Risk of Becoming Invasive
Left untreated, squamous cell carcinoma in situ progresses to invasive squamous cell carcinoma in roughly 3 to 10 percent of cases. That percentage may sound low, but it means that about 1 in 10 untreated lesions could eventually become a cancer capable of spreading. Since treatment at the in situ stage is straightforward and highly effective, there is little reason to watch and wait.
Treatment Options
Several effective treatments exist, and the best choice depends on the size and location of the lesion, your overall health, and whether you’ve had prior skin cancers.
Surgical Removal
Standard surgical excision involves cutting out the lesion along with a margin of normal-looking skin. Five-year recurrence rates after excision are about 3.5 percent.

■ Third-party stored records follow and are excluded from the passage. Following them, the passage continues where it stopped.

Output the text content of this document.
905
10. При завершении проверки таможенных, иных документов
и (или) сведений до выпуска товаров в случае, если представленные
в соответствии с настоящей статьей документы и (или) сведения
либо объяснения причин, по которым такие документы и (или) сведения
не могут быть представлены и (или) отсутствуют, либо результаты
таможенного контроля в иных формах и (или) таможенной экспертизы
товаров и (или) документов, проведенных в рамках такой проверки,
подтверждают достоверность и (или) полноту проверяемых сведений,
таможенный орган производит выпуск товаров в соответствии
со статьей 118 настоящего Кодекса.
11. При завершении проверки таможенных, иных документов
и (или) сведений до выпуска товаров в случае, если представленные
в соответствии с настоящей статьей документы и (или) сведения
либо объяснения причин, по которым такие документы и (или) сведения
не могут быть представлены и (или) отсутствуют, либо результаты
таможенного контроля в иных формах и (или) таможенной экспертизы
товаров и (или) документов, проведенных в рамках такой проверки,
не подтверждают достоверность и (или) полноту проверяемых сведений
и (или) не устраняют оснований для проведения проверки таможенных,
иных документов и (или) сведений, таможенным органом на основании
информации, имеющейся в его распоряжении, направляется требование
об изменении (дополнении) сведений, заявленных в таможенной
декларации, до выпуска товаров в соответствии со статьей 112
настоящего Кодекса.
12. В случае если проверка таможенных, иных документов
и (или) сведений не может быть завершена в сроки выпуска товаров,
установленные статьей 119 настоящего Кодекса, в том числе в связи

Mohs micrographic surgery, where the surgeon removes tissue in thin layers and examines each one under a microscope before proceeding, has the lowest recurrence rate at roughly 2.1 percent over five years. Mohs is particularly useful for lesions on the face or other areas where preserving healthy tissue matters.

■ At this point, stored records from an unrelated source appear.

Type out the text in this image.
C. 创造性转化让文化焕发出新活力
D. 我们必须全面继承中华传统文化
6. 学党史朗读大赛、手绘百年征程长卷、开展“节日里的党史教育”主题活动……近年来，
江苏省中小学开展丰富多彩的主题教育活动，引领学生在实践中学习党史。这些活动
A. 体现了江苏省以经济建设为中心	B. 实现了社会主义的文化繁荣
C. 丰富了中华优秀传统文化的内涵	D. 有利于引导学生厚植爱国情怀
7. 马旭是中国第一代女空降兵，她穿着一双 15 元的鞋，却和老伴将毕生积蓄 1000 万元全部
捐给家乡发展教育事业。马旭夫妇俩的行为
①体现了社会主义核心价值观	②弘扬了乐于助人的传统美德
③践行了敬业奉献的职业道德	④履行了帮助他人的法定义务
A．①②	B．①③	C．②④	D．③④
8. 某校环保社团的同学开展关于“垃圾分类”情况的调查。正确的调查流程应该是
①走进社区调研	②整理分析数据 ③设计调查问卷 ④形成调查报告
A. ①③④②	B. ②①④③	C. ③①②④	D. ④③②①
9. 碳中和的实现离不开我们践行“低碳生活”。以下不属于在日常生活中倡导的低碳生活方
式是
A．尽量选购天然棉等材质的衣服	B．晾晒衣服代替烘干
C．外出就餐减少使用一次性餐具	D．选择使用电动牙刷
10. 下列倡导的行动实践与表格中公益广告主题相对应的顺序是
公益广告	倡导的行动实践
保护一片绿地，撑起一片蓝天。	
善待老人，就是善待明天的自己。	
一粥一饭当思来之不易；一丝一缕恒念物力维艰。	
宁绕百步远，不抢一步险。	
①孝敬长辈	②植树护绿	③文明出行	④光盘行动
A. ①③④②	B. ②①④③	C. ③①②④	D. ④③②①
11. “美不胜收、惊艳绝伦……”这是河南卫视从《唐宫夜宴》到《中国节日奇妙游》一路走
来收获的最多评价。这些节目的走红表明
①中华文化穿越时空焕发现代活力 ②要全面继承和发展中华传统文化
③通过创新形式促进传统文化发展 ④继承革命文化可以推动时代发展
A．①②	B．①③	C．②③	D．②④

Electrodessication and curettage (ED&C), a technique where the lesion is scraped away and the base is cauterized, is a quicker in-office procedure. Its five-year recurrence rate is higher at about 4.9 percent, making it a reasonable option for smaller, low-risk lesions on the trunk or limbs.
Topical Treatments
For patients who prefer to avoid surgery or have lesions in locations where surgery is difficult, topical creams can be applied at home over several weeks. Imiquimod, a cream that stimulates the immune system to attack abnormal cells, has clearance rates between 73 and 88 percent for in situ lesions. Fluorouracil, a topical chemotherapy cream, has more variable results with clearance rates ranging from 27 to 85 percent depending on the treatment regimen. Both are generally recommended for small tumors in low-risk locations rather than as first-line treatment for every case.
Photodynamic Therapy
Photodynamic therapy (PDT) uses a light-sensitizing solution applied to the skin, followed by exposure to a specific wavelength of light. The combination selectively destroys abnormal cells. It works well for larger or multiple lesions and tends to produce good cosmetic results. Effectiveness can vary depending on the lesion’s location, size, and how long the sensitizing agent is left on before light exposure.
Follow-Up After Treatment
After treatment for an in situ lesion, ongoing skin surveillance is important because having one such lesion increases the likelihood of developing others. The National Comprehensive Cancer Network recommends a physical exam and skin check at least once a year for life for stage 0 skin cancers. Monthly self-exams at home, checking for new or changing spots, are also part of long-term management. Your dermatologist may want to see you more frequently in the first year or two, especially if you have additional risk factors like a history of multiple skin cancers or immune suppression.